In bezug auf die Hilfe für die vergewaltigten Frauen geht es jetzt um die Verteilung. Und da ist auch nicht alles im Lot. Selbst die Hauptgewährsfrau aus Zagreb, die im Dienst der bosnischen Regierung sechs Monate lang Material zu den Vergewaltigungen gesammelt hat und eine regierungsamtliche Bestätigung in der Tasche trägt, die sie autorisiert, die Interessen der Frauen von ganz Bosnien-Herzegowina wahrzunehmen, wünscht sich deutsche Großzügigkeit nur in D-Mark-Form. Mit emotionslosem Gesicht forderte die Muslimanin Nina Kadić bei ihrem Deutschlandbesuch vorige Woche ein ums andere Mal nur eins: Geld für ein Beratungs- und Betreuungszentrum in Zagreb unter dem Dach der Frauengruppe „Trešnjevka“. Andere Gruppen in Zagreb sind kroatisch-nationalistisch gestimmt, wie die Frauengruppe „Kareta“ um das SOS-Nottelefon. Trotzdem fehlt es an Geld am allerwenigsten. Anruferinnen aus aller Welt wollen nur das eine: die Kontonummer.

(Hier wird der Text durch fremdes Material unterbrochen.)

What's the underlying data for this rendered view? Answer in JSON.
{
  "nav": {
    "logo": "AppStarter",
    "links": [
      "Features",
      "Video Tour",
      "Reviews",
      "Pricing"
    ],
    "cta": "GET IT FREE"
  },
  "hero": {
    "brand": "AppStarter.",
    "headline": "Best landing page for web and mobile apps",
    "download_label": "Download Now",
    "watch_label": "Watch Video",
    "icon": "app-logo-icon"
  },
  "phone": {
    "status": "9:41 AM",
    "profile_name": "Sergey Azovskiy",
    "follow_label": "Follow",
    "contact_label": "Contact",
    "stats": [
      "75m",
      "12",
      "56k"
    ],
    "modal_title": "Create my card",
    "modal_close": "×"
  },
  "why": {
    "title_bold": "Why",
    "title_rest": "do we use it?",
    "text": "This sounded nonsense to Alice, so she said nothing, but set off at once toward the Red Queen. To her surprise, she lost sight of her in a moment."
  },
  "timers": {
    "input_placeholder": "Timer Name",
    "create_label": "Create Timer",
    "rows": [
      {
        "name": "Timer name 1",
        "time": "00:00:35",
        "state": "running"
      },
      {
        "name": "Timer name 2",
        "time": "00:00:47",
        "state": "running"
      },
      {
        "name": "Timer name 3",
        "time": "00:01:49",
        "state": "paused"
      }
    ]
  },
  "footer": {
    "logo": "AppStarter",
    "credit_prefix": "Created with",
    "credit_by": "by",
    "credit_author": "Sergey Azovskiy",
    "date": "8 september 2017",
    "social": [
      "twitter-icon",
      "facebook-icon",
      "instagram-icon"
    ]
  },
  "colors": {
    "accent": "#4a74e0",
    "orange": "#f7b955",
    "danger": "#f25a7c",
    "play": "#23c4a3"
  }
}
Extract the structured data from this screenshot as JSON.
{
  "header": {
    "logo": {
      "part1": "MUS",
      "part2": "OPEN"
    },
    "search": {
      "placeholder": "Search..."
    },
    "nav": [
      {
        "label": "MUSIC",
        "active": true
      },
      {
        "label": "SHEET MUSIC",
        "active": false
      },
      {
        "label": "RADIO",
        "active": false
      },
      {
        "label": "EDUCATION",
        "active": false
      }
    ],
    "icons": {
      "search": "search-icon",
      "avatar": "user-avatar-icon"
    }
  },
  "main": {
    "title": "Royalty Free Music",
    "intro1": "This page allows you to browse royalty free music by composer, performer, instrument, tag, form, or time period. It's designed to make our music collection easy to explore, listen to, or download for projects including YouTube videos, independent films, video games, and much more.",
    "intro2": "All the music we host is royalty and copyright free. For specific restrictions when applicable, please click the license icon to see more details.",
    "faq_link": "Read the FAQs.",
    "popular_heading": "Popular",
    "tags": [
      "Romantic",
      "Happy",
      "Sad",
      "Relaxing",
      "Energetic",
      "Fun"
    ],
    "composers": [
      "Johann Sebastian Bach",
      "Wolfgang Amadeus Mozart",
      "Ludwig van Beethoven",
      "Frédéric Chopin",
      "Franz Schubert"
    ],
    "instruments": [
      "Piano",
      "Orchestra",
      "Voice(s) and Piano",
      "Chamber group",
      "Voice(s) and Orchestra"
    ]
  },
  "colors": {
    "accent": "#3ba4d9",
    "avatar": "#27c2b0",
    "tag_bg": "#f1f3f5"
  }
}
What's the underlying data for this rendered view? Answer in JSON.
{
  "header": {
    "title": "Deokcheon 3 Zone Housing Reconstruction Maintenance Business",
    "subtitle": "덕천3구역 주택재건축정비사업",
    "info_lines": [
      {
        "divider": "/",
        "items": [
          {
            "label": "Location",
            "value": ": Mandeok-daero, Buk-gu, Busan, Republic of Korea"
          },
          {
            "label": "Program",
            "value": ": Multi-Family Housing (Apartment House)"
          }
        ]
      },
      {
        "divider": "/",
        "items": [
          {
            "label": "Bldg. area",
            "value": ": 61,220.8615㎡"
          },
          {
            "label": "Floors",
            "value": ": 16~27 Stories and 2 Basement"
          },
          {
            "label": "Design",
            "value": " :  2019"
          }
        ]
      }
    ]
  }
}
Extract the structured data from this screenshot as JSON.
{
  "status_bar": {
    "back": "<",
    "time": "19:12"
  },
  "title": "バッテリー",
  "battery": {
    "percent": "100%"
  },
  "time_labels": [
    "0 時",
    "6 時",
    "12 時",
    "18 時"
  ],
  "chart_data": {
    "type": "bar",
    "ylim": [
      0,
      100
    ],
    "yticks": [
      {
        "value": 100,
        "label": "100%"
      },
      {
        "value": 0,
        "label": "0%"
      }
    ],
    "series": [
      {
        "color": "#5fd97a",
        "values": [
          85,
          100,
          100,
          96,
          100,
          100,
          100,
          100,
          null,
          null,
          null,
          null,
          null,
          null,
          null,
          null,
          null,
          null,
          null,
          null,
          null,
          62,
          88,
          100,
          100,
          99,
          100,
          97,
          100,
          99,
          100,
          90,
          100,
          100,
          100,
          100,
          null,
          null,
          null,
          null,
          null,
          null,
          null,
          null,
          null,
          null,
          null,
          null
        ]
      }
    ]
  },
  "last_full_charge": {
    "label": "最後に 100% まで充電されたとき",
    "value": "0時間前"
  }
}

Frauen möchten begreiflicherweise für Projekte spenden, deren Trägerschaft in feministischer Hand ist. Allein das feministische rape crisis center gibt es noch nicht. Um konstruktiv zu sein, trafen sich am Tag nach der Anhörung Vertreterinnen von Frauen- und Friedensinitiativen im Internationalen Frauenfriedensarchiv in Oberhausen mit Nina Kadić und ihrer Mitarbeiterin Zeljka Mrkić. Denn der Geldsegen ist beträchtlich. Das Land Nordrhein-Westfalen stellte anderthalb Millionen Mark für die Betreuung vergewaltigter Frauen in Kroatien und Bosnien zur Verfügung. Das Internationale Frauenfriedensarchiv machte sich Hoffnungen, die Gelder unter seine Fittiche zu bekommen.

Bei der Diskussion über die Träger kam auch Nina Kadić in die Schußlinie. Die übersteigerte Medienaufmerksamkeit, der sich Nina Kadić in den letzten Wochen erfreuen durfte, könnte, so die Meinung einiger Frauen, Allmachtsgefühle geweckt haben. Mit dem Hinweis auf den Krieg und die schlechte Erreichbarkeit der noch bosnischen Zonen – wo es immer noch Gruppen und Organisationen gibt, die humanitäre und politische Arbeit leisten – setzte Kadić sich mit einem vereinnahmenden „Wir“ über die Eigenstaatlichkeit von Bosnien-Herzegowina hinweg. Der Verdacht, sie wolle alles in Zagreb zentralisieren, kam bei manchen Frauen auf und führte zu heftigen Diskussionen.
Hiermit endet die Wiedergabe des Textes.